Handout 17D: Site development

After the siting of the components for the hydram system has been completed, it becomes necessary to design the components in detail. This session will discuss how to develop them and will allow for a better estimation of the money, labor and time needed.

The components of the system that are of concern here are the takeoff from the source, the hydram, the storage facility, and all necessary piping. Variations for developing the components and factors that influence their design will be presented. The attachments to this session will give further guide lines and will give references for those topics that will not be covered in this manual/workshop.

TAKE-OFF FROM THE SOURCE

As was mentioned before, the water for a hydram system is not taken directly from the stream; a take-off component must be installed. Its purposes are to protect the system from the potential damage by floods, to keep sand and debris out of the system and to make maintenance of the system easier. The two basic parts to the takeoff area are a settling basin and a transmission channel from the stream to the basin.
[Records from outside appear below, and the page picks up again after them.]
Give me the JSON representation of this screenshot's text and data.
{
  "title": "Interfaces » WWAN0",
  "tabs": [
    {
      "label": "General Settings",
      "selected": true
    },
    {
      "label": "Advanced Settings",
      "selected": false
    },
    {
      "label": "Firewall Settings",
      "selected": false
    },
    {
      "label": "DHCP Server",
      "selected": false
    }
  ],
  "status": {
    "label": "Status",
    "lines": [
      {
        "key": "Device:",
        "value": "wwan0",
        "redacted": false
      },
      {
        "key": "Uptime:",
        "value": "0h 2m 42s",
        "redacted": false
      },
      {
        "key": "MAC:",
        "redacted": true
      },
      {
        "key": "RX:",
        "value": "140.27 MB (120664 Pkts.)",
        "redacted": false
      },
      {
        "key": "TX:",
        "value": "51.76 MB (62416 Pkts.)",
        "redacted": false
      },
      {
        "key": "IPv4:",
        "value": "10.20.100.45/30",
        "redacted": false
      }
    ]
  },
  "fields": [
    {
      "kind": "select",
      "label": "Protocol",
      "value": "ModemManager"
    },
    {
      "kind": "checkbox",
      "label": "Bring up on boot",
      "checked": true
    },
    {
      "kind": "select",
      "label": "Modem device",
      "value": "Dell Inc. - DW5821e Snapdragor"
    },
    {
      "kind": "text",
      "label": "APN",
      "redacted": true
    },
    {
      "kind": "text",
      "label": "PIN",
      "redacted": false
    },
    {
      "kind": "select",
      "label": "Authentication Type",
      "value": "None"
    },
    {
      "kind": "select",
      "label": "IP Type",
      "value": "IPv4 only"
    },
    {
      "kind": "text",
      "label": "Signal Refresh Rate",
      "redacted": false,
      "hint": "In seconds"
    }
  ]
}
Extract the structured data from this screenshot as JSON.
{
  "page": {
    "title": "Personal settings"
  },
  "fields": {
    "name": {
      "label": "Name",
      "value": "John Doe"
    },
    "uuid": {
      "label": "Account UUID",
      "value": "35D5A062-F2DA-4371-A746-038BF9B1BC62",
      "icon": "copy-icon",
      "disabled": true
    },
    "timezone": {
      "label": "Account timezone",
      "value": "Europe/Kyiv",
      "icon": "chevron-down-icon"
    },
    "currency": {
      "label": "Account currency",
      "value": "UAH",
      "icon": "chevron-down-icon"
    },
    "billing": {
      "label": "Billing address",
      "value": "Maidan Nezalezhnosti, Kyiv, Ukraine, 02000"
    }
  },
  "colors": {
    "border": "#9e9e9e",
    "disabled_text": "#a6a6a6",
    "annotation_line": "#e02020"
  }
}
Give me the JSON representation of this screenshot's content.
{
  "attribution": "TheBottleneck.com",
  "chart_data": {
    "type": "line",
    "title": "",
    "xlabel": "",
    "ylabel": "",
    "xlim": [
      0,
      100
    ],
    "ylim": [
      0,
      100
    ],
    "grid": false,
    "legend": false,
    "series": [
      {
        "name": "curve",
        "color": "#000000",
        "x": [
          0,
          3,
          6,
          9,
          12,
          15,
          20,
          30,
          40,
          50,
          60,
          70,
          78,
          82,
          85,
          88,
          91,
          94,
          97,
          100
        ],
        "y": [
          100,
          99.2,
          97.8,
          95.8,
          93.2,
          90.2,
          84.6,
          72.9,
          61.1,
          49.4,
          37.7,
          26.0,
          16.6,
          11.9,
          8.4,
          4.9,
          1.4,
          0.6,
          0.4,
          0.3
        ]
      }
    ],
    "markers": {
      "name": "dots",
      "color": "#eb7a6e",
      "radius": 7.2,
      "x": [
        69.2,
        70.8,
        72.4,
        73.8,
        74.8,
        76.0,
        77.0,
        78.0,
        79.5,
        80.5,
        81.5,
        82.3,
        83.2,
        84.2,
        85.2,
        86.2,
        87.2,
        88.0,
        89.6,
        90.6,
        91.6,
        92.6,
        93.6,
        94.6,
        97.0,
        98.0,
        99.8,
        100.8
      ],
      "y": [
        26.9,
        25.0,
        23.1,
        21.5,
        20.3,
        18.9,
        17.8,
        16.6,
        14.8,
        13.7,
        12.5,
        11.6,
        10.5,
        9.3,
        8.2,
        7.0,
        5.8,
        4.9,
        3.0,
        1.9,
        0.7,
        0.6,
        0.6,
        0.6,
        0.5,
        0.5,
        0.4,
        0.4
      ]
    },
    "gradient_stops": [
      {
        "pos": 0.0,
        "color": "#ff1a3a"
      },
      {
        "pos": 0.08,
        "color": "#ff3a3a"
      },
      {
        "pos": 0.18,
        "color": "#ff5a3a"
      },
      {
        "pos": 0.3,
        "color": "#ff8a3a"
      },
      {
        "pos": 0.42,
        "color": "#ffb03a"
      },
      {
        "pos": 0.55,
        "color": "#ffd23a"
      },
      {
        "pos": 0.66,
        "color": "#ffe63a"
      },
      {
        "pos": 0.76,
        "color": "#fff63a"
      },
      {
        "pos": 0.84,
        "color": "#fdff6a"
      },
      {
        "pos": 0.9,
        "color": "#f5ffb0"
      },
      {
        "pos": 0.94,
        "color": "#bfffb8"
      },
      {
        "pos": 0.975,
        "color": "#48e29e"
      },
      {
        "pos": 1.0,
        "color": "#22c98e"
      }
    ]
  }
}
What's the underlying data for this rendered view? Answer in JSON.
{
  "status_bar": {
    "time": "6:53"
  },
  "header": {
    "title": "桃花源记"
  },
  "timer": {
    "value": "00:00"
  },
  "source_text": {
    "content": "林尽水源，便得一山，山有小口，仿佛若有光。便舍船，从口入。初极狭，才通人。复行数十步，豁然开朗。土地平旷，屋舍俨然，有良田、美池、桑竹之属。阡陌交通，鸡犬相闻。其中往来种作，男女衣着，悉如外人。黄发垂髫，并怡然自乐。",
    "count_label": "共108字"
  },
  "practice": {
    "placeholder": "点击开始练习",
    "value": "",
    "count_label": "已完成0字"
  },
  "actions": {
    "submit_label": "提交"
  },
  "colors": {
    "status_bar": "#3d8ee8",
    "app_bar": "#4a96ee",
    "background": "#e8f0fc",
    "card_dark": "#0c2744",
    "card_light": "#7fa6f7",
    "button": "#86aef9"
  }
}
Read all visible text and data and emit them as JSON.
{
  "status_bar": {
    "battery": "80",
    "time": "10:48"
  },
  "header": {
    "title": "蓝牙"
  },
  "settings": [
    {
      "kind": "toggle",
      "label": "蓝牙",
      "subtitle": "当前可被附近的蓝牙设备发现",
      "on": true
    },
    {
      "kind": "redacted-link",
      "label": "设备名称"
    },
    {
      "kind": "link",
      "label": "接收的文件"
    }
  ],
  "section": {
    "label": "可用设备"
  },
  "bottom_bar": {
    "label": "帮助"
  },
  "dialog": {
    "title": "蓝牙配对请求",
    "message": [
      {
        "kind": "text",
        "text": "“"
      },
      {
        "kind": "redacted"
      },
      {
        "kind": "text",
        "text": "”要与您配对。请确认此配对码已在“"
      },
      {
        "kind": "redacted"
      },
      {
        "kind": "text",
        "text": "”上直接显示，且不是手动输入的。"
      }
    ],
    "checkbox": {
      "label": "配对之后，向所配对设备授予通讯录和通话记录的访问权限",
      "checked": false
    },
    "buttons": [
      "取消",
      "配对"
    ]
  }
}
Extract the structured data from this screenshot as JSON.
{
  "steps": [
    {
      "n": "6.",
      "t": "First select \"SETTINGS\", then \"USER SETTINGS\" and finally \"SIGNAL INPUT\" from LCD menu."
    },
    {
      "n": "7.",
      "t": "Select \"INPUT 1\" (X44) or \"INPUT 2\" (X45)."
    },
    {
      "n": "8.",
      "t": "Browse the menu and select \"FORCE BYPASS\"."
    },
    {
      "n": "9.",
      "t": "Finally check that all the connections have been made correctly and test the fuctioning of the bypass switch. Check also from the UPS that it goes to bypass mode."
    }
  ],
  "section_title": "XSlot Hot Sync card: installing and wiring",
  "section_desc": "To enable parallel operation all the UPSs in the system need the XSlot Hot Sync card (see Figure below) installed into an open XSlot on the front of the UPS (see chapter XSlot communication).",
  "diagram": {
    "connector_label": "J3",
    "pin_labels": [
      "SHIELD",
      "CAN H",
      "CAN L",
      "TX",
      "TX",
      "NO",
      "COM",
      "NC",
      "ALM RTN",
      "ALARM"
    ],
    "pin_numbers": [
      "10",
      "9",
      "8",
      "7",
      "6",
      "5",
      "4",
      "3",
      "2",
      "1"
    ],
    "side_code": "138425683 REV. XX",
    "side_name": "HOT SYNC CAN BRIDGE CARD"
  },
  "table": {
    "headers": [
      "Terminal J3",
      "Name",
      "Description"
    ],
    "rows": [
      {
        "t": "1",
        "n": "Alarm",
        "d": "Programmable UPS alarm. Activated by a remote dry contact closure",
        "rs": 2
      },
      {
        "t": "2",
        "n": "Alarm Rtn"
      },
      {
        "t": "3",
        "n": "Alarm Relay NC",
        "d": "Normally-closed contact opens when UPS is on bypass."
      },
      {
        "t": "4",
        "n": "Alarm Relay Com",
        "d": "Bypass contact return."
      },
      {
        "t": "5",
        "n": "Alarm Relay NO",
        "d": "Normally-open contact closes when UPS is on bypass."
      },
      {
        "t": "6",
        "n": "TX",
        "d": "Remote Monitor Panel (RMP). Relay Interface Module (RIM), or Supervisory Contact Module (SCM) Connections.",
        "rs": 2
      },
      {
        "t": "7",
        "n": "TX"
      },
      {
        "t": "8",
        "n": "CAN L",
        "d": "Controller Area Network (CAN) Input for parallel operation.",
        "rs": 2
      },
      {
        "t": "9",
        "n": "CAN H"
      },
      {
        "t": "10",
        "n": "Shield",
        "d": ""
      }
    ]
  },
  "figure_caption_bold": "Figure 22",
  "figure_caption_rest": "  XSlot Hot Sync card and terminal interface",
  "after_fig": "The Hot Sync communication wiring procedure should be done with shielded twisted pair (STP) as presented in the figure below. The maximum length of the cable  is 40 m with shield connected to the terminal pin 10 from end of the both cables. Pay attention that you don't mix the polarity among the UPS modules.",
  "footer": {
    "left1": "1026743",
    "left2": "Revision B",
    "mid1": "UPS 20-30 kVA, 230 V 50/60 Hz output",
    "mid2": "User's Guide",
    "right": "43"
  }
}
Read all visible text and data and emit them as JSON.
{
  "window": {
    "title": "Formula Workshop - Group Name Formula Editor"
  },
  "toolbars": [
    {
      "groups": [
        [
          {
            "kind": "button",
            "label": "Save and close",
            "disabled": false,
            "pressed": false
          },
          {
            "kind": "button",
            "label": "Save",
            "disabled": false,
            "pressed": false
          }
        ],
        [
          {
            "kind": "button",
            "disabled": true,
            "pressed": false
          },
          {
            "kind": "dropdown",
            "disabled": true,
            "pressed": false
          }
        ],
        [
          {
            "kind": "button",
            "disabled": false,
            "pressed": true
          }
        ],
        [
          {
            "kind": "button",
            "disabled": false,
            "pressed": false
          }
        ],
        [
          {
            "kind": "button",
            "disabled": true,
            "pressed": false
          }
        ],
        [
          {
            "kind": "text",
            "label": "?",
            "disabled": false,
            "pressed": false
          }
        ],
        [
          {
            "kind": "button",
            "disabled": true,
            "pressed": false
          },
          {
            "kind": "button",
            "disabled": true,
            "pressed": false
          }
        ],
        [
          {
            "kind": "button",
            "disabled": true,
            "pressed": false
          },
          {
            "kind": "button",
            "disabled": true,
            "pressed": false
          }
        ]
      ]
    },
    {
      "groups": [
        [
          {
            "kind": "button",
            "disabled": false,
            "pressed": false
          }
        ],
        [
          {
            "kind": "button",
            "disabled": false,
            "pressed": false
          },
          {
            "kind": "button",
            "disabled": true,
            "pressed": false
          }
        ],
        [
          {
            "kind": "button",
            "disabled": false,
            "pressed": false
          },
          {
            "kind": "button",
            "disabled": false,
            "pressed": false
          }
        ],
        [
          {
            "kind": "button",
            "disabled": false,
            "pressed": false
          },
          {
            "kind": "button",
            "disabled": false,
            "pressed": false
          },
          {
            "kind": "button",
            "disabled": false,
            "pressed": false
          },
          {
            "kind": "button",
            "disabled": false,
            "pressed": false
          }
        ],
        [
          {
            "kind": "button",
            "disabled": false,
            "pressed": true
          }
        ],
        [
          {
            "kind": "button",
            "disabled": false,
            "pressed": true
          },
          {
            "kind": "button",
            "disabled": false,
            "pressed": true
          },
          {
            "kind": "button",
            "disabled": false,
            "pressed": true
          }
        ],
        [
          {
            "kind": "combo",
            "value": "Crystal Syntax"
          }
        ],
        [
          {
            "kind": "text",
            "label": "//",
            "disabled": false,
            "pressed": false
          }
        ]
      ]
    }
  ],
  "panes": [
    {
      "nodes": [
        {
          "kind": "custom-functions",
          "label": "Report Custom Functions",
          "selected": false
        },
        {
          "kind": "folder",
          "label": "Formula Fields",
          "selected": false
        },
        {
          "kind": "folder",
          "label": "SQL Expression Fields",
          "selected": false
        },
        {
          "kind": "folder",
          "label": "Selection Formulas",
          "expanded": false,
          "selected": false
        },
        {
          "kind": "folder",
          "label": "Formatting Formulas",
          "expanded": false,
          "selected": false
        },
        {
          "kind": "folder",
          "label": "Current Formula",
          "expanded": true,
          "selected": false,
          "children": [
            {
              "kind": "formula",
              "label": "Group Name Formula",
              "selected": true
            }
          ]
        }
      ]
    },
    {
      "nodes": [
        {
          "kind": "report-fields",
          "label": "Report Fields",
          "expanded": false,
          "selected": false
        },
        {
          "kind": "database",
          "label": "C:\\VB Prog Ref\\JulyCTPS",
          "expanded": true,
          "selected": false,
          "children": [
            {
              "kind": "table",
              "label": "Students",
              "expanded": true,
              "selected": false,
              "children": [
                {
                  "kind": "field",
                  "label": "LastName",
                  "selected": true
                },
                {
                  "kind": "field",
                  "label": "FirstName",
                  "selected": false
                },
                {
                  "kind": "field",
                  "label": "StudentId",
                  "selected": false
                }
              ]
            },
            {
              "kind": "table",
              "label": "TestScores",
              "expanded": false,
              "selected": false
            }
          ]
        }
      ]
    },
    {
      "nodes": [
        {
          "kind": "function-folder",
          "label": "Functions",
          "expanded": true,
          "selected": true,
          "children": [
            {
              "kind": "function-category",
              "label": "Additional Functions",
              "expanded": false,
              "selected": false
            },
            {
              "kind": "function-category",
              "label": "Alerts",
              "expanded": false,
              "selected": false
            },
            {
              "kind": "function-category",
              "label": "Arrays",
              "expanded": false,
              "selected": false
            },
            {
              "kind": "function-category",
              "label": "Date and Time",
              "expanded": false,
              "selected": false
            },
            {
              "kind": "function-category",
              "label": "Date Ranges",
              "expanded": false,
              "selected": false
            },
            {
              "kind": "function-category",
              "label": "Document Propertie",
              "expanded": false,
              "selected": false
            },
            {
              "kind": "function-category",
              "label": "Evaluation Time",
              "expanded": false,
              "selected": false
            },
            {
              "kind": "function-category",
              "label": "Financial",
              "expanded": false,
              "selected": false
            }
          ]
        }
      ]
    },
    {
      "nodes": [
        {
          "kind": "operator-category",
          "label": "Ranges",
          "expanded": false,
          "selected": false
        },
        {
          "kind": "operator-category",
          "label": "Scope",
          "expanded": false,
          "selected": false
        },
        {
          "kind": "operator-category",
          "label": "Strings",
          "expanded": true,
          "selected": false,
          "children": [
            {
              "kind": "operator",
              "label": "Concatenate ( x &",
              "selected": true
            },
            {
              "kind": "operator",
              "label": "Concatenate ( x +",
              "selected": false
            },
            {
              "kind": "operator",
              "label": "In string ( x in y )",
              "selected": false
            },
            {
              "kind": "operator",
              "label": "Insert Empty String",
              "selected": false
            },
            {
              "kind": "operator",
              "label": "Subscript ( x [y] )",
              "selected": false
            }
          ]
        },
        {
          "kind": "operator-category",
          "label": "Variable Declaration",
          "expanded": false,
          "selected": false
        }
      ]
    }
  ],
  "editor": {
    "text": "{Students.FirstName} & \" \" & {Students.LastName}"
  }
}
The size of the basin has to be just large enough to insure an uninterrupted flow of water to the hydram while trapping sediment, sand, and debris. If the hydram system is small - that is, it uses a 2" drive pipe or smaller, a 55 gallon drum or small tank may be used. If the soil at this site has a good clay content, a small pond can be constructed to serve as the basin. A rough way to determine the size of the basin is to determine the volume of water contained in the drive pipe at any point in time and have the basin be large enough to allow 34 times that volume of water standing above the drive pipe, e.g., if the drive pipe contains 10 gallons (area of the inside diameter of the drive pipe times its length), then a basin with 30-40 gallons above the drive pipe inlet will be sufficient. The inlet of the drive pipe should be positioned at least 1/3 of the way up from the bottom of the basin. A fine mesh screen must cover the inlet of the drive pipe (keeps frogs, etc. out).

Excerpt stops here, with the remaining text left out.